Men, formerly driven by externals such as money, success,
recognition, and being in control may revert to a more passive,
intuitive way of life. Women, formerly tied to their external beauty,
identification with childbearing and motherhood, and other stereotypical
"feminine" ideals and pursuits, may become more outgoing and
take on more stereotypically "masculine" characteristics of
leadership. They may direct their energies outward to make a difference
in the lives of others.

Sister Theresa was but one example of a women who, after being on
the spiritual road to Damascus, left the convent in her middle age to
follow a deeper calling to the poor of India.

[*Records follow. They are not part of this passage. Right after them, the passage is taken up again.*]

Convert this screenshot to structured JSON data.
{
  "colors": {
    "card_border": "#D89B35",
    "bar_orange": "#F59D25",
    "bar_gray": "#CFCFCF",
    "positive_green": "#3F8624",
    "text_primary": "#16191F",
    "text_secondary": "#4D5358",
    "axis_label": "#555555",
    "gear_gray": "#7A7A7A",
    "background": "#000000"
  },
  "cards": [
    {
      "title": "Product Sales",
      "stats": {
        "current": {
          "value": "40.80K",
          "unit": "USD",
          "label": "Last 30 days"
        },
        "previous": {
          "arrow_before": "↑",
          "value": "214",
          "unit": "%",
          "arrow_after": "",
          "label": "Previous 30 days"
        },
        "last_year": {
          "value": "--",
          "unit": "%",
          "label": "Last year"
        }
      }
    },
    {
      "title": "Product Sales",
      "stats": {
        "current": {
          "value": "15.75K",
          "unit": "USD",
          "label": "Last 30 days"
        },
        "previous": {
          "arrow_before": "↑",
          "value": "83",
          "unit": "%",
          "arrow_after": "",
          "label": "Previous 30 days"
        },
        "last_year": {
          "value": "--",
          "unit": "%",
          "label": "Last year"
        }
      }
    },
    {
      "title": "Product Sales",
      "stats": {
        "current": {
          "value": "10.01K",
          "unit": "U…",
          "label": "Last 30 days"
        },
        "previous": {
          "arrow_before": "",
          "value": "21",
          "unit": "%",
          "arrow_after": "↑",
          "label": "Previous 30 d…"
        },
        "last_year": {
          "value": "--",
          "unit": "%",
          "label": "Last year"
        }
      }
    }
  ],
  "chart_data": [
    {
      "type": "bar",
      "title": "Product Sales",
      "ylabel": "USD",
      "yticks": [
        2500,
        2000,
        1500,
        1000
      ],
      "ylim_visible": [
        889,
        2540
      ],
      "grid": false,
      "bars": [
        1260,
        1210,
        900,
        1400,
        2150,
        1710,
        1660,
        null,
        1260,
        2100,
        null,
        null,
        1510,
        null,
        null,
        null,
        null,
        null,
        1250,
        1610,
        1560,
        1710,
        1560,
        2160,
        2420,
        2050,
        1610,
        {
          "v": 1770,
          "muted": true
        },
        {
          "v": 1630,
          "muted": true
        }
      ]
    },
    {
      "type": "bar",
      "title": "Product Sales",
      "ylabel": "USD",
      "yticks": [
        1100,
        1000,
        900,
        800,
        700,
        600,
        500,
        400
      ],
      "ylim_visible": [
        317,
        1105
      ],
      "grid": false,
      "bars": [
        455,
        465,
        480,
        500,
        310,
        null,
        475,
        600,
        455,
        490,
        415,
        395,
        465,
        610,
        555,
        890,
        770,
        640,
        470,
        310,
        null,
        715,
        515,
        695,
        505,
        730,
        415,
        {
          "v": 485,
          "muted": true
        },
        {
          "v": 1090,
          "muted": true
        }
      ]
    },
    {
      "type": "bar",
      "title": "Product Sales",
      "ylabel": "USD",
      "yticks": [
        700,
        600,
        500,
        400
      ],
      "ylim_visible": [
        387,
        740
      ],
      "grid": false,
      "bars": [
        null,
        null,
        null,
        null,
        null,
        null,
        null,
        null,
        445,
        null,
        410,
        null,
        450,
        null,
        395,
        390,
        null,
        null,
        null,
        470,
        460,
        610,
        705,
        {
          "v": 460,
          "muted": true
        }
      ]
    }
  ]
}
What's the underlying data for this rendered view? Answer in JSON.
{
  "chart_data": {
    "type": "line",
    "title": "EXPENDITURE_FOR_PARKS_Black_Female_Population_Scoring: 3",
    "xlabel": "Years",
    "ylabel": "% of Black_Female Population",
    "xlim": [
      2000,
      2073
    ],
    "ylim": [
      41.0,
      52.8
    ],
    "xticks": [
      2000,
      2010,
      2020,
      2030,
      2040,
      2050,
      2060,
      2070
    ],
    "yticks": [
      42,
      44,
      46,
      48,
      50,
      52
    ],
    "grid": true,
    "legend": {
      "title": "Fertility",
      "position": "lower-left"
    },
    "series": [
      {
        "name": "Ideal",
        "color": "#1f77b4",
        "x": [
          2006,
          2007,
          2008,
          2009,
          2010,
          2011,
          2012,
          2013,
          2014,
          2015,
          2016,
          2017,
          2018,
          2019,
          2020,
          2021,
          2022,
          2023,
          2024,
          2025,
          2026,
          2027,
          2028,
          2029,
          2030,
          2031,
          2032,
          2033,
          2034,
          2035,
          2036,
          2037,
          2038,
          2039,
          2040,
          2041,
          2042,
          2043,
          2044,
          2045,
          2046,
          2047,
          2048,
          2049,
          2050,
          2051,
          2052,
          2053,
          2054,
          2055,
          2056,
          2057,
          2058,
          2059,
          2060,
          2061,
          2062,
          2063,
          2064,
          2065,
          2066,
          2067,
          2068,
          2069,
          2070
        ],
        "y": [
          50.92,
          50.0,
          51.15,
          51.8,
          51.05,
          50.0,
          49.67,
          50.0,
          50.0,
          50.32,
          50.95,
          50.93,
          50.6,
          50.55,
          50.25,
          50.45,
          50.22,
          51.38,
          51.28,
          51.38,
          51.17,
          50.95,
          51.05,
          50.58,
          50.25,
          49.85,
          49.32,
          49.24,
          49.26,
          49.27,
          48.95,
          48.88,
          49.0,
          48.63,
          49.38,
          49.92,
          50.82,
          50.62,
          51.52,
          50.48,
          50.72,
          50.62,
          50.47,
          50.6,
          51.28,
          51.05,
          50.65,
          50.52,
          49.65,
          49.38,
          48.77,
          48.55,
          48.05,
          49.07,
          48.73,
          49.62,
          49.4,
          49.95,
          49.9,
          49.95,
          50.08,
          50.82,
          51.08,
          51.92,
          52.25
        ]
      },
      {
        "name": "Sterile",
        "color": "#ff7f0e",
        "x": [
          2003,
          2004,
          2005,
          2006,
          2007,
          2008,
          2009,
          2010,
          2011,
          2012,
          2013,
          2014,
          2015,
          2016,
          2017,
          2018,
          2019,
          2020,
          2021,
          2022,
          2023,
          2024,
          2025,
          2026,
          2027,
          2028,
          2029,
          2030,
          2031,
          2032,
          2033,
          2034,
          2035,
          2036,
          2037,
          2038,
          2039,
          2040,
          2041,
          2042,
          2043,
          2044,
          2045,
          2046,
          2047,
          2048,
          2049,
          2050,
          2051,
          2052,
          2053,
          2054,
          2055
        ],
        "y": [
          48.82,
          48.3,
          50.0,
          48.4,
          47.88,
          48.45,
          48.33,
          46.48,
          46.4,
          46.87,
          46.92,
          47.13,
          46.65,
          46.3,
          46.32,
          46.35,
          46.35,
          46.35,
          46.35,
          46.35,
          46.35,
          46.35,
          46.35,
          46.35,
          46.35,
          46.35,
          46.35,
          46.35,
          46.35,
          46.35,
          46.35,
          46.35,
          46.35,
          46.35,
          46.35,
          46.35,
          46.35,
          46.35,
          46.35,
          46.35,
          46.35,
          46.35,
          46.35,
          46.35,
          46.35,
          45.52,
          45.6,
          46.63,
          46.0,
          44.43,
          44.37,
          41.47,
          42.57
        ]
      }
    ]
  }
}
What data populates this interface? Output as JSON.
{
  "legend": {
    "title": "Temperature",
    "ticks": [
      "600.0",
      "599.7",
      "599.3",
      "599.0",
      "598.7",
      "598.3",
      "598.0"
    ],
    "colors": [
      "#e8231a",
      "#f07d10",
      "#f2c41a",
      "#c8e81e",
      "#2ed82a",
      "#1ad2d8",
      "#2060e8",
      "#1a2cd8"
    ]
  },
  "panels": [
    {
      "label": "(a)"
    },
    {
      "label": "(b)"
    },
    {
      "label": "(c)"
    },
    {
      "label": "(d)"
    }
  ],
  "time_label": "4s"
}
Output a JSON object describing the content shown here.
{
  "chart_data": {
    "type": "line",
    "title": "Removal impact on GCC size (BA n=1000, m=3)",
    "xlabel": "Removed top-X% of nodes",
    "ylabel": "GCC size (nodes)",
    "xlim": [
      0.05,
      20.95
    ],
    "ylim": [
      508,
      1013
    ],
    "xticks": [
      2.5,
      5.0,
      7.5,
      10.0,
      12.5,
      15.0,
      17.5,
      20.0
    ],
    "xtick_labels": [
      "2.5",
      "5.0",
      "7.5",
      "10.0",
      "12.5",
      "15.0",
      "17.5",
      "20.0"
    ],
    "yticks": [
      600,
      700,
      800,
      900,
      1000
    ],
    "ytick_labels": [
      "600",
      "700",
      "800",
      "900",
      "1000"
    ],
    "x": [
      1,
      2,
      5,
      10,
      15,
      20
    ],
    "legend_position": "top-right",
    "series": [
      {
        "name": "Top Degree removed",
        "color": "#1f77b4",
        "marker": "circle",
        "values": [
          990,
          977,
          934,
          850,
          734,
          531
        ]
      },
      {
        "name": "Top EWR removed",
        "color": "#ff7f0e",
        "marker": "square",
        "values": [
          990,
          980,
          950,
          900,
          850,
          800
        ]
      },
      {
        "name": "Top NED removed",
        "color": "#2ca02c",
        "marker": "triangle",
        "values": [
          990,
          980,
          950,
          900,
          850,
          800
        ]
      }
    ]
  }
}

It was her midlife
spiritual transformation that led to her world-wide renown for assisting
the poor.

Are You En Route To Damascus?

You may be on the "Road To Damascus" if… * You are
experiencing or have just gone through intense church conflict * You are
experiencing unparalleled success, yet it brings no joy. * You are
finding out that you don’t always get out of life what you put into it.
* You are finding that things do go wrong and that you are powerless to
stop it. * Your oldest child and/or youngest child is in high school and
independent * Until now, you have been in control of you life but are in
a situation which is out of control. * You are experiencing energy loss
or unexplained depression. * You are feeling alone and afraid, yet
somehow curiously expectant for "something" * You are
struggling to integrate the personal and the transpersonal, the social
and the sacred. * You are finding that things which used to give you
satisfaction and enjoyment simply don’t anymore. * You find yourself
looking in "strange" places for answers * You find yourself
not so outgoing, controlling, judgmental, etc as you used to be (or vice
versa). Instead you find yourself in the opposite emotions. * You have
lost significant relationships due to death, moving away, betrayal, etc.
* Your life circumstances have changed dramatically. * You are between
35 and 45 (other factors can affect this age range)

A Mid-Life Crisis???

Admittedly, the indicators listed above sound like the so-called
"Mid-Life Crisis." I don’t believe the Mid-Life crisis is as
much as a "crisis" as it is a normal stage to engender
unparalleled opportunities for spiritual transformation and growth.
Unfortunately, many western societies have de-spiritualized this
spiritual transformation relegating the "trip to Damascus" to
a clinically sterile, psychological quasi-dysfunctional condition called
a "Mid-Life Crisis."

In contrast to modern western societies, other cultures and peoples
in our world not only recognize the importance of this stage of renewal,
but they also have specific rites of passage celebrating this remarkable
stage of growth. Whether it be the recognition of menopause in women or
the honorable ascent of males to a special place of eldership within
their tribal community, these other cultures celebrate the spiritual
transformation depicting it as an event of joyful passage–not a time of
"crisis."

Are You On The Way To Damascus?

The midlife "Trip To Damascus" can be a life-changing,
spiritual journey. If you’re on the way to Damascus or if God is working
the transformation through you right now, let God work His extraordinary
possibilities for deepened spirituality and personal growth in your
midlife "Saul-to-Paul" transformation.